The build scripts will get a new option WITH_ICU which can have the following options:

bundled: Means that we build a version of ICU that is included in our source distribution.

system: Means to use the system-installed libraries. Will obviously not work on systems without standardized package management, i.e. Windows, Mac OS.

path to library: This option allows to build the server with a path to a custom location for the ICU libraries. Feedback is needed from the build team whether this options should be supported on Windows. Otherwise the only supported option on Windows will be 'bundled'.

Removal of Henry Spencer Library

The Henry Spencer library will still remain in the source code as the rapid plugin and mysqltest binary link against it. However, it has been removed from INCLUDE_DIRECTORIES, so no other component of the source code can include it without explicitly adding it.

The Item_func_regex class has been completely removed.

API Usages

MySQL will use the C API exclusively, for the following reasons.

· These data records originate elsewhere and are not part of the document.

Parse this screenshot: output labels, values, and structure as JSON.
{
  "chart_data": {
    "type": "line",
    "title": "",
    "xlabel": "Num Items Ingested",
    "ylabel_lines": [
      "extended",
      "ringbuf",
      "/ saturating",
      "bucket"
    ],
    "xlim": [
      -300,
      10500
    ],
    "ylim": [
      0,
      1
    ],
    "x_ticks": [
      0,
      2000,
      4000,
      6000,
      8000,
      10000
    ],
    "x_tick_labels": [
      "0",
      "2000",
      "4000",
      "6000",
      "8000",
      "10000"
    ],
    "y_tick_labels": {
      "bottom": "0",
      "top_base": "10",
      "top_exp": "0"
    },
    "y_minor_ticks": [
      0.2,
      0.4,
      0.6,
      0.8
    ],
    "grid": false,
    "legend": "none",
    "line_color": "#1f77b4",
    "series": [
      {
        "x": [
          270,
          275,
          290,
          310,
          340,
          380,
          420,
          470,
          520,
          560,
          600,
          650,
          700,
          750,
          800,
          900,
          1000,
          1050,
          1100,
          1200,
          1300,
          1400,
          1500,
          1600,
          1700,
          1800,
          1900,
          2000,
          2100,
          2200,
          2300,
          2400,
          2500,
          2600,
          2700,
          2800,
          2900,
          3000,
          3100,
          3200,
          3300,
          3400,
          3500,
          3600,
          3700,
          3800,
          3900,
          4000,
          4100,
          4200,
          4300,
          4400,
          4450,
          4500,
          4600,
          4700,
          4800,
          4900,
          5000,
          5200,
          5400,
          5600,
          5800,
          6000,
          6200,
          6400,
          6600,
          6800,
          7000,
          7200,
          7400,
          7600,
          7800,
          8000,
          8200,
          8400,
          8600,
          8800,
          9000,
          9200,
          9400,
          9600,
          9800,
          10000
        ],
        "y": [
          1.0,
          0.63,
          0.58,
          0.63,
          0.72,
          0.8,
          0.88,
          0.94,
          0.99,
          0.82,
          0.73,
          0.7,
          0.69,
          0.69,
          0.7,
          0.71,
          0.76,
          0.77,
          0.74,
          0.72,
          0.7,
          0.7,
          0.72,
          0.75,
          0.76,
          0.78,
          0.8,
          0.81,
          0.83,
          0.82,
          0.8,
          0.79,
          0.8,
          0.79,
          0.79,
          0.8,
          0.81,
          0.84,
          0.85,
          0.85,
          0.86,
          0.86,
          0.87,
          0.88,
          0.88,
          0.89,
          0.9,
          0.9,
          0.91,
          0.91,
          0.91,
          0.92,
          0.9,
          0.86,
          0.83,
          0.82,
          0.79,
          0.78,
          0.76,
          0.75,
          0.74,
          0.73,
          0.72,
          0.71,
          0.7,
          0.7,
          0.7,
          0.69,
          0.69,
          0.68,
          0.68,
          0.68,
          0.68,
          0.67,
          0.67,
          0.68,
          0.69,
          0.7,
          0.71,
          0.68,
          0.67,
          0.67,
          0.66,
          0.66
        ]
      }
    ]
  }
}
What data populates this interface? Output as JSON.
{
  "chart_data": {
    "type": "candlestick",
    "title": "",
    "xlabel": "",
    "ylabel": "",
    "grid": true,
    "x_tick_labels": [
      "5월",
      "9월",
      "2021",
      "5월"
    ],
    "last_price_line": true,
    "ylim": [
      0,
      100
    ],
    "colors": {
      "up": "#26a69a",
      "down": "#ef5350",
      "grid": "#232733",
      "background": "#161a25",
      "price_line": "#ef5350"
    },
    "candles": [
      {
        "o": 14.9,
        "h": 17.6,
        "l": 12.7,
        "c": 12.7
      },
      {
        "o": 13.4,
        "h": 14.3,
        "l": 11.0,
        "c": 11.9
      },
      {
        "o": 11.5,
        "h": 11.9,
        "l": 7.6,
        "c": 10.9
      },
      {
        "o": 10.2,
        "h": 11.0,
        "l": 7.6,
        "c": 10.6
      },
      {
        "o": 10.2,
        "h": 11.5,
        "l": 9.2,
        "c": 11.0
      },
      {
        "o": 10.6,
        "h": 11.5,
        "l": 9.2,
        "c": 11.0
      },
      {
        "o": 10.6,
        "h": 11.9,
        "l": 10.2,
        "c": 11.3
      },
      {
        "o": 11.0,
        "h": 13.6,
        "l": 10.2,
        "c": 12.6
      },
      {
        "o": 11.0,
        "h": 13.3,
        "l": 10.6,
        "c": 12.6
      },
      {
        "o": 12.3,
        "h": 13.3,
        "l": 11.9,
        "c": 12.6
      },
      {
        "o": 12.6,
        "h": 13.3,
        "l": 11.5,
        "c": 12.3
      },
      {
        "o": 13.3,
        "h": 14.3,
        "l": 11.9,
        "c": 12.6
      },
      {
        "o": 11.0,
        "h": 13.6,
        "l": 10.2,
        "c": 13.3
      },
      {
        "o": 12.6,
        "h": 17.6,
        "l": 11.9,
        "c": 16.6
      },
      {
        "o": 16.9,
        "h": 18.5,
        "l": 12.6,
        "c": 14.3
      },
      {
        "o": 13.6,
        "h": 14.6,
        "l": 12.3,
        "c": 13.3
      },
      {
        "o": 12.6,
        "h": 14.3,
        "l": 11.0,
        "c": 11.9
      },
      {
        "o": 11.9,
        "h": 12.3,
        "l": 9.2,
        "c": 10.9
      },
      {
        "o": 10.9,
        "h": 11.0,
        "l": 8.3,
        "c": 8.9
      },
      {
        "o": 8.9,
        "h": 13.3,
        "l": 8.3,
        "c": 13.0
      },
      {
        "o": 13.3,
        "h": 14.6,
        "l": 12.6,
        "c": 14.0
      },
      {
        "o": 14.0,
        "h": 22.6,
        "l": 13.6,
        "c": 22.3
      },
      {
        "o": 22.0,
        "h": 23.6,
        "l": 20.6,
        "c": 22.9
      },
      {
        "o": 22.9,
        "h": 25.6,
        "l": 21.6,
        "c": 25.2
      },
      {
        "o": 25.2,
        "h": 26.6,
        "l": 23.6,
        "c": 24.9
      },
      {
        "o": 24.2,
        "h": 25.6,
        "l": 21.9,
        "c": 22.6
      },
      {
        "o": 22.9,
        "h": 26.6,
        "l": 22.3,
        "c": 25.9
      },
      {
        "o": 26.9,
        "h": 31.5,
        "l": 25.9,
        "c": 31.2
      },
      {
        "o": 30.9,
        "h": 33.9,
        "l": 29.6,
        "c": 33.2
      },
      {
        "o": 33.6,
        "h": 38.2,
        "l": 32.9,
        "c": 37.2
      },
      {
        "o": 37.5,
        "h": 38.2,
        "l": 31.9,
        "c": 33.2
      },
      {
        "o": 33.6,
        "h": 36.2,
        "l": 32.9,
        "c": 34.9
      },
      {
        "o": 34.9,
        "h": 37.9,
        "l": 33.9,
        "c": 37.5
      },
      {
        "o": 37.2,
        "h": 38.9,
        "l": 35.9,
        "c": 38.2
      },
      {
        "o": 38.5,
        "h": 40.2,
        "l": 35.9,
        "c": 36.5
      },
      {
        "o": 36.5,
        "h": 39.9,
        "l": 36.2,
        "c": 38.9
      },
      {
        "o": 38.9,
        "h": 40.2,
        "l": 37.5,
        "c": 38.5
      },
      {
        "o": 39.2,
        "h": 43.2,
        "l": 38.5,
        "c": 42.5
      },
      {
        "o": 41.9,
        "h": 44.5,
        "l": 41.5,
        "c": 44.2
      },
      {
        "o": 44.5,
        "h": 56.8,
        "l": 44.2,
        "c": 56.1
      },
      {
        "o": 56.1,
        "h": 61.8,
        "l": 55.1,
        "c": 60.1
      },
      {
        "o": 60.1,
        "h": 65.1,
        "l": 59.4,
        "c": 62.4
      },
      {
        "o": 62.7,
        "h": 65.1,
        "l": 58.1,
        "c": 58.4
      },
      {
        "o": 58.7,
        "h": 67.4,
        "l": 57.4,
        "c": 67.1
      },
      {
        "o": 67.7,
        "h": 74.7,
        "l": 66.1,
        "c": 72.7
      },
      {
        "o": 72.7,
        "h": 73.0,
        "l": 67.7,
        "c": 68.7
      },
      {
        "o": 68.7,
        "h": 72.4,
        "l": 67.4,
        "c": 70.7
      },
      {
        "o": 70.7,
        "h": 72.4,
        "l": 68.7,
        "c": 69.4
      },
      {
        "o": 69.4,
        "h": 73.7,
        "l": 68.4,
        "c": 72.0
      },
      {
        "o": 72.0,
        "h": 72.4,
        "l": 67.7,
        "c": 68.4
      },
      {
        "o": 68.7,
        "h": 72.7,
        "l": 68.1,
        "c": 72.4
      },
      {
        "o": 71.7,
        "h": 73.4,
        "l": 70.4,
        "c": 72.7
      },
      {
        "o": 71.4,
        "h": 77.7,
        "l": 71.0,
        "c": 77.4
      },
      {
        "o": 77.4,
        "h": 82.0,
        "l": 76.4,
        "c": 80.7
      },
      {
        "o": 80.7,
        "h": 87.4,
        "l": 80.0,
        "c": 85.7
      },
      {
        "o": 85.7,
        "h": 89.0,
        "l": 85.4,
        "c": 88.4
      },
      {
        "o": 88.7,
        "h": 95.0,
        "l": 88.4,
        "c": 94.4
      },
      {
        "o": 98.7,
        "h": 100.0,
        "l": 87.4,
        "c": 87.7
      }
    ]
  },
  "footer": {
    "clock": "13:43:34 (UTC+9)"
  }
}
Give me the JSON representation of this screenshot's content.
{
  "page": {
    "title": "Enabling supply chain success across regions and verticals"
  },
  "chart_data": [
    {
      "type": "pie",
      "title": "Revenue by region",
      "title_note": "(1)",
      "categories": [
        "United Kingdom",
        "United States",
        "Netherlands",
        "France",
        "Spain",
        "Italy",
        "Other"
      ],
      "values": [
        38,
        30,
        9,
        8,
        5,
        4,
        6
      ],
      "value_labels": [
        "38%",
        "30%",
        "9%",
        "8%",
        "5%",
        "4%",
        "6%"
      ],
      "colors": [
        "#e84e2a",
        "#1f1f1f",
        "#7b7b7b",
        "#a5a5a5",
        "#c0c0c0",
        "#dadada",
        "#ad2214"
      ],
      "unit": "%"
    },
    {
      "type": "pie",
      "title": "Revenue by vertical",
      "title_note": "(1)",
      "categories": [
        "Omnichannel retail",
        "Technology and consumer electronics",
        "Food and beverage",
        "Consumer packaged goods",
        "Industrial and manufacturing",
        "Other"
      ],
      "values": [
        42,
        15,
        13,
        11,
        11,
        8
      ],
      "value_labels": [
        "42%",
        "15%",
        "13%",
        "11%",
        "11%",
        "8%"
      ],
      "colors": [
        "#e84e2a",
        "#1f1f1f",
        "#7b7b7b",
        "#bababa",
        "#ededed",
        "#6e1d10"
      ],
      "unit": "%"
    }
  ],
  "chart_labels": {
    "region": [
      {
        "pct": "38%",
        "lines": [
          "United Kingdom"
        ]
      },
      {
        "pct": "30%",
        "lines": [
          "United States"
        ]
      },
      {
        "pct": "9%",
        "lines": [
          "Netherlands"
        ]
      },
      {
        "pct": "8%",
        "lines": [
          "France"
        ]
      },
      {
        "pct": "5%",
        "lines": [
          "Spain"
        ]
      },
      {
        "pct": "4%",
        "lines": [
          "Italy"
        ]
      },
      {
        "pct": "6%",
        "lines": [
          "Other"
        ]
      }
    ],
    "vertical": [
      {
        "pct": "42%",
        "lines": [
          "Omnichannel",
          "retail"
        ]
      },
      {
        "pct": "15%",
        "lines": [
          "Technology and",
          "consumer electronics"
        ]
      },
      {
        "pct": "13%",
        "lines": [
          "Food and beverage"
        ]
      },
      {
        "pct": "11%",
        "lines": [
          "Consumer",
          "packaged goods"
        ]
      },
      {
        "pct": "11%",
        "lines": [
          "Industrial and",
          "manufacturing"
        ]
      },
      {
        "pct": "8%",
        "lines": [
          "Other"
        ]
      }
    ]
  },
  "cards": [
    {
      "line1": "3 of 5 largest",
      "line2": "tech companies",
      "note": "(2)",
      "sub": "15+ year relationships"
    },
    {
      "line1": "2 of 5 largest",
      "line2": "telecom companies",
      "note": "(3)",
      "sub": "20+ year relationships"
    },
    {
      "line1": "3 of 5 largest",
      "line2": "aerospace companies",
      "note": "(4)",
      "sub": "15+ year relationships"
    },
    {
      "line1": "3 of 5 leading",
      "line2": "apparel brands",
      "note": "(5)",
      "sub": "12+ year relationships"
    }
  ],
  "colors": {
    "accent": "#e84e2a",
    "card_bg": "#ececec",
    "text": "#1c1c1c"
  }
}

The C API is stable, meaning that users can upgrade their ICU libraries to a newer version than their OS distribution supplies. This is something we will encourage.
MySQL is built with C++11, while the ICU C++ headers use C++03. These options are not compatible on Sun Studio. Only C linkage can be used.
The C++ API takes UTF-8 strings, converting them internally to UTF-16. They are then converted back to UTF-8 upon return. With the C API we only convert to UTF-16 once, and the resulting UTF-16 strings can be handled by MySQL and only get converted when necessary.

Class diagram

The new functions will get a common base class in Item_regexp_func, and each function is represented by a subclass of this function.

Versions Supported

The ICU libraries that are part of package systems are compiled with the option U_ICU_ENTRY_POINT_RENAME, meaning that all entry points are extended with the major version number, e.g. uregex_start becomes uregex_start_55. In practice this means that MySQL can never load a different ICU library version than the one it was built for. This is perfectly normal and is handled by the package maintainers.